A court in Belgium has told Facebook to stop using tracking code to follow and record internet use by people surfing in Belgium, until it complies with the country’s own privacy laws.
What’s The Problem?
According to Belgium’s privacy watchdog, the Belgian Commission for the Protection of Privacy (CPP), Facebook placed tracking code in the form of ‘cookies’ on third-party websites. This would mean that Facebook’s actions did not comply with Belgium’s privacy laws because:
- It tracked people without consent.
- It tracked people who were not Facebook users.
- It (presumably) stored the tracked personal data that it obtained illegally in the first place.
If Facebook fails to comply with Belgium’s CPP it could face fines of £221,000 per day.

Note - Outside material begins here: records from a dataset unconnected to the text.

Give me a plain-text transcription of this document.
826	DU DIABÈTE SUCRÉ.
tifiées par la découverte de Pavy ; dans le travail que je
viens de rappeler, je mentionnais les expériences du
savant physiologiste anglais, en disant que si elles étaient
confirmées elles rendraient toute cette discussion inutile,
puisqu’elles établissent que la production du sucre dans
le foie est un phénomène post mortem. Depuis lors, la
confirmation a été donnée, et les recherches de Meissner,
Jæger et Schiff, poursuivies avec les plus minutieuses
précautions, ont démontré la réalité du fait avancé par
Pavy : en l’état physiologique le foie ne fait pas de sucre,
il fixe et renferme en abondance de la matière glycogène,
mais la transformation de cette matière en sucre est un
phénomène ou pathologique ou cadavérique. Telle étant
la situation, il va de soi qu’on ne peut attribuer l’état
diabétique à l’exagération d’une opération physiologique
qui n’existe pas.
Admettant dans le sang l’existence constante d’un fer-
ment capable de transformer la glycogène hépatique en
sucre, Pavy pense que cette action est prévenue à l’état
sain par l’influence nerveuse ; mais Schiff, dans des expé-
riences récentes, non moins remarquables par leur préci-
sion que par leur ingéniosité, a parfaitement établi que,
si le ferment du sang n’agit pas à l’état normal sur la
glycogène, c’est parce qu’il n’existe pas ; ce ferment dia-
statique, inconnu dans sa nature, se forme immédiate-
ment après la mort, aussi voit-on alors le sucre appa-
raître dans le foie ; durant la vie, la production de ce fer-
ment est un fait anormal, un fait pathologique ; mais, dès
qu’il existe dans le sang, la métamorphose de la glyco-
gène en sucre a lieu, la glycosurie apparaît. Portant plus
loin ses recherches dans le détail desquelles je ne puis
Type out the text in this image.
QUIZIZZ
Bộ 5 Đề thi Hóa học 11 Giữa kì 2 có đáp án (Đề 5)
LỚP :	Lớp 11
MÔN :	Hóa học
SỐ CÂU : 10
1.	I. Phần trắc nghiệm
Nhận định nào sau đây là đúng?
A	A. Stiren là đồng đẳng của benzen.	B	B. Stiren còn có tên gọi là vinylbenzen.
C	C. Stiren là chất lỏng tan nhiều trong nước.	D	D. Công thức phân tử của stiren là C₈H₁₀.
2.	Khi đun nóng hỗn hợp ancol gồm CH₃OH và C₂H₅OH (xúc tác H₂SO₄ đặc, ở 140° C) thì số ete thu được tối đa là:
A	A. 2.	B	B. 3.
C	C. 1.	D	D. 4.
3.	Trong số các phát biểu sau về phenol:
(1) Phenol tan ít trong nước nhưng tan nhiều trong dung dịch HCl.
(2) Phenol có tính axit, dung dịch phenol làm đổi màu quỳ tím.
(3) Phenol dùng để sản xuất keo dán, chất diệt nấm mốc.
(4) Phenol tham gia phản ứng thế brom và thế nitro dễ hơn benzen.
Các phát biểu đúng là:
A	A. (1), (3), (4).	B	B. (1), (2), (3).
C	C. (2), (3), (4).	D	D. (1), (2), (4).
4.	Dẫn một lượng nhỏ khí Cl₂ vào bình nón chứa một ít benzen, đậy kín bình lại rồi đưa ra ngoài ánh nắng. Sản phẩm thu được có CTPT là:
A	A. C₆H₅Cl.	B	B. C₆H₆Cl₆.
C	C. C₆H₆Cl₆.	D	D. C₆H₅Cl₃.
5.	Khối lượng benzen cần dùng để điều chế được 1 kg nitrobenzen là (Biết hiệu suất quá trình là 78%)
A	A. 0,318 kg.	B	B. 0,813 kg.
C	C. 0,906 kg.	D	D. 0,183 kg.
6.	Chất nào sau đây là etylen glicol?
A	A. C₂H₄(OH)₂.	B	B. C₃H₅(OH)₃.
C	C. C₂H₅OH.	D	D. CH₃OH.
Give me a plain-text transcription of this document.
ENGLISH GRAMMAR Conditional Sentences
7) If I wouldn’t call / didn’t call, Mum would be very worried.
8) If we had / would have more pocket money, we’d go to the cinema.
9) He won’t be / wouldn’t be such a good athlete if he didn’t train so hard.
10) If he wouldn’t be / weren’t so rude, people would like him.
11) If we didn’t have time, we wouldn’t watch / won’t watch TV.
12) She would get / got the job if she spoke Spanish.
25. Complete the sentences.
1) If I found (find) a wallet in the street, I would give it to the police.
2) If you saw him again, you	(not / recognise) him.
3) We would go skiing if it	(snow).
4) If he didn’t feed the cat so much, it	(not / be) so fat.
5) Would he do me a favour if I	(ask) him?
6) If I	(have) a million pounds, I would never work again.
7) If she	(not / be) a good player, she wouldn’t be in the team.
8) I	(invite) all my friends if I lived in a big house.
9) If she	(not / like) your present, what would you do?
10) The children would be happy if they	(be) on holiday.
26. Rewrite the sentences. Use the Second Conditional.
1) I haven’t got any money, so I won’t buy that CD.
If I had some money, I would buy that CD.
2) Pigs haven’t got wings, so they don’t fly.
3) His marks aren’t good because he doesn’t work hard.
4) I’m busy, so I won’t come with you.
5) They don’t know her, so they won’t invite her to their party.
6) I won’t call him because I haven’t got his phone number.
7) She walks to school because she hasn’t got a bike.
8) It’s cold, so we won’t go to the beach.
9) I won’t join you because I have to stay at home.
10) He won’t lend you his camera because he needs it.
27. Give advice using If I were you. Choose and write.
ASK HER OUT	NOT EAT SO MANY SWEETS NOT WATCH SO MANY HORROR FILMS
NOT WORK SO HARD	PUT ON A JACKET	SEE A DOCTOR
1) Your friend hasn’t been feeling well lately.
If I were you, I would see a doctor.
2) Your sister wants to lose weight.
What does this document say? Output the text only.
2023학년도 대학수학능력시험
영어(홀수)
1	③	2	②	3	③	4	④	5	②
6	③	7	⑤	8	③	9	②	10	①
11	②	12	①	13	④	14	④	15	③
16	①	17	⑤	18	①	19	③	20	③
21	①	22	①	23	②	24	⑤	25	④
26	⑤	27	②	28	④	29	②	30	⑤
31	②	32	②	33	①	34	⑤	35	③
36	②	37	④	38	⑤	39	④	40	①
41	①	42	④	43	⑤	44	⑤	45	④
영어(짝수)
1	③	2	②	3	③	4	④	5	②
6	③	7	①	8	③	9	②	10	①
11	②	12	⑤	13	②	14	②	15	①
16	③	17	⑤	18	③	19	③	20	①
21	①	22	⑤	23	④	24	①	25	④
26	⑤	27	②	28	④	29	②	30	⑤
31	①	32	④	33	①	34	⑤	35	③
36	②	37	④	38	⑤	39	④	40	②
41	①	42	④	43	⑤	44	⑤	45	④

Facebook is reported to have expressed disappointment at the verdict and has stated that it is simply using the same industry standard cookies and pixels that other EU businesses use to help them grow their business.
This latest case appears to be the latest round in a long-running, ongoing dispute between the social media giant and the CPP. For example, back in November 2015, the CPP won a case against Facebook concerning the tracking of people with a ‘datr cookie’ when they visited pages on the site and clicked on like or share, even if they had never registered for an account, or if they had but weren’t even logged in.
Facebook was able to appeal and win an overturning of the verdict because it was judged that Belgian courts didn’t have international jurisdiction over Facebook Ireland i.e. because the data collected by the cookies was stored on servers in Dublin, the European base of Facebook’s operations.
The CPP then indicated that it would try to appeal against Facebook’s successful appeal through Belgium’s court of cassation, using a Yahoo case as an example. With Yahoo, for example, it was ruled back in 2015 that finding against Yahoo wouldn’t have to mean intervention outside of Belgium, and that, since Yahoo actively participated in the economic life of Belgium by using the domain name .be or displaying ads based on users’ location e.g. in Belgium, it voluntarily submitted itself to Belgian law.
What Does This Mean For Your Business?
This story has commercial, legal and political aspects to it. Cookies can provide useful information and functions for businesses e.g. helping to personalise user browsing experiences, and gathering information about users of the company website – usually with an initial registration of consent by users of a website.
With this Facebook case, as web users, we may feel uneasy that trusted companies may be tracking all-comers without consent. This kind of story reminds us all about the importance of privacy and security, and its worth remembering that cookies sent over the web without encryption i.e. if the website doesn’t have HTTPS in front of the domain, could be a security risk because they are readable by anyone on a network and could sensitive data e.g. credit card details, e-mail address and more. Google, for example, has just announced that from July, Chrome will be labelling websites without HTTPS as ‘Not Secure’ to try and combat this kind of risk.
The legal aspect of this case relates to which country has jurisdiction over the actions of a company whose services are used in that country, but the HQ and the data storage are in another country. This is another long-running legal argument e.g. Apple’s tax breaks in Ireland.
Many see the EU and people like the EU’s commissioner for competition, and measures like greater regulation and taxation as being useful to curb some of the more suspect behaviour of the big US Internet companies in Europe.
The introduction of GDPR should also provide greater protection for EU citizens in terms of online privacy and security. The UK will soon not be an EU member, but will have its own similar Bill added to UK law, but this could produce more legal grey areas.
There is clearly a political dimension to this story too as Belgium seeks to hold a powerful overseas company to account, and it wouldn’t be the first time that an EU country has tried to do this.